4. Insert the rake into the keyhole (against the side that would touch the key’s teeth), then push and pull the rake in and out, raking the lock.
So right now you are applying tension to the tension wrench (Not too much tension. Don’t bend the wrench) and raking with the rake.
5. Try different ways of moving the rake; wiggling, vibrating, etc. (while still applying pressure on the tension wrench in the correct direction).
6. The pins reach the shear line.
7. Twist the tension wrench like it were a key.
8. The lock is open.
This method is much more an art than it is a science, so practice will always achieve quicker results.
Now maybe you can’t find your lock pick set or you can’t pick it (maybe you just want to compare before you try or buy), in any case the next method is bumping. For this, we need a bump key. You can buy a bump key, but make sure that it is the same brand (and model if possible) of key as the original. You can also make your own:
To begin you will need a key blank, a file, and the key of the lock you want to bump.
1. Measure the maximum depth on the key (the deepest groove).
2. Measure the distance between each groove.
3. File the maximum depth at each point where there needs to be a groove.
4 The end product will look like a saw blade. Refine the new teeth to be as close to a 90-degree angle as you can manage.
For added measure, you can adjust your bought key or homemade key:
5. Sand the end product so the teeth are not jagged.
6. Remove the stop point on the key (this is the chunk of the key that aligns it and keeps it from going into the lock further). Without it removed you will need to take the key out one click each time before bumping it.
7. Fill the space between the front of the lock and the bow (the part, usually round, of the key that does not go into the lock and acts as a grip for your fingers) with rubber or a spring.
With these added steps, the lock can be bumped much quicker. The bumping process relies on moving the pins the same way as the picking process described above, but it moves them all at the same time. With each bump, the key will attempt to move the pins to the shear line, and must be turned as the lock is bumped.
a. Strike the key with a rubber hammer or comb when it is in the lock.
b.

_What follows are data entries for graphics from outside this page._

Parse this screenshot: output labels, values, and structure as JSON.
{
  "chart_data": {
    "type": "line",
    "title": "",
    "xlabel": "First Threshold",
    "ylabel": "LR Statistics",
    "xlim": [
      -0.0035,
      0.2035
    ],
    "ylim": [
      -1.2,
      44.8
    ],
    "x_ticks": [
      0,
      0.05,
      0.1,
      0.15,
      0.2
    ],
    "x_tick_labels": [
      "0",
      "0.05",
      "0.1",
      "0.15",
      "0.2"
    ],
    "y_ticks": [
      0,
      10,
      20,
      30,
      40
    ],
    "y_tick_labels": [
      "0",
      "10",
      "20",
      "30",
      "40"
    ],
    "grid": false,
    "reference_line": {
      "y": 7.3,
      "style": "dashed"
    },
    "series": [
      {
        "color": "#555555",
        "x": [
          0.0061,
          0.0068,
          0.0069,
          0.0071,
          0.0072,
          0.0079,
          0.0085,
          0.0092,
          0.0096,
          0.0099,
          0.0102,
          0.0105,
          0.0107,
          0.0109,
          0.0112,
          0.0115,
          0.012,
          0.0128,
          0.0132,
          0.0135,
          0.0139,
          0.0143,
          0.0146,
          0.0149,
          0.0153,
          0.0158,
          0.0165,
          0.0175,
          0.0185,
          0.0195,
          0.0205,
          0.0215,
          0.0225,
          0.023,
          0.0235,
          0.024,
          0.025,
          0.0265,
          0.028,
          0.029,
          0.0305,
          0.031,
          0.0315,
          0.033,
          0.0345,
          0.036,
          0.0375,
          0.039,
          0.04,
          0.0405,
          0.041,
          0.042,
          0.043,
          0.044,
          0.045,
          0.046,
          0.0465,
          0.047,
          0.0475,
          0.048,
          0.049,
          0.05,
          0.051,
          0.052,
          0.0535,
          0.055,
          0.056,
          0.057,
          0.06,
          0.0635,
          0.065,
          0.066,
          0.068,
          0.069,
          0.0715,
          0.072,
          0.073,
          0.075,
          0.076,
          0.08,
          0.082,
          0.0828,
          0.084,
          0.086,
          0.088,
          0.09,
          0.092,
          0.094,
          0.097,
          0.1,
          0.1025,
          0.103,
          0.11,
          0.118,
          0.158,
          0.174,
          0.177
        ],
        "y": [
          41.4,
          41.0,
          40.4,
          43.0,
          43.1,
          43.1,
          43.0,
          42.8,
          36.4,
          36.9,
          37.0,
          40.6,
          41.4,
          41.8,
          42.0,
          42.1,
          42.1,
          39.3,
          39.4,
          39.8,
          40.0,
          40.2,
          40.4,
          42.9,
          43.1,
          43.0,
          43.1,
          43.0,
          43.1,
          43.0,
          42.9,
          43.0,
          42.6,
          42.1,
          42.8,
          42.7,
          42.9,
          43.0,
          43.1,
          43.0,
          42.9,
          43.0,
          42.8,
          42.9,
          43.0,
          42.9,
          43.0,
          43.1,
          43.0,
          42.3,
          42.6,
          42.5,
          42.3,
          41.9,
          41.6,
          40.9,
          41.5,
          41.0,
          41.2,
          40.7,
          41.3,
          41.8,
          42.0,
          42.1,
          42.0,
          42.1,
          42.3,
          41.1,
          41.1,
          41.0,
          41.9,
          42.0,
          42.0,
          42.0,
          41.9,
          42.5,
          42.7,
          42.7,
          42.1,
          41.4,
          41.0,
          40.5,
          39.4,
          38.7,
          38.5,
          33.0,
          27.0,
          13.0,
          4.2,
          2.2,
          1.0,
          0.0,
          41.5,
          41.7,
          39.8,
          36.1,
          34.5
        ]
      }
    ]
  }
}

Turn the key as the key is struck.
This may take a few hits, and make sure you are turning the key the correct direction.
This is a destructive entry method and will ruin your lock because the process is based around breaking the locking mechanisms. This process requires a drill and several drill bits increasing in size. The bit size will need to be increased until the pin and tumbler system is destroyed. There are no real steps beside:
1. Place the drill bit on the side of the lock where the teeth of the key would go (this is the side that will have the pins) and drill.
2. Turn the lock with a flat head screwdriver, and if it does not open increase the size of the drill bit.
These are the methods that your locksmith is going to use 98% of the time. If you do end up calling a locksmith, you may also notice that they can do these things in a matter of seconds. Always remember that locksmithing is an art more than it is an exact science and that success will be dependent on practice. So pick it or bump it, but if you drill it make sure that you replace the lock. Now you know the top three ways that an expert locksmith would use to open your door, you might find that some of these methods don’t work on your particular locks. You may need to find another way to gain entry. Once you get good at raking the lock, you may find that you prefer single pin picking. As you practice, you will hone your skills, find new/better ways, and you will never be locked out of your home again.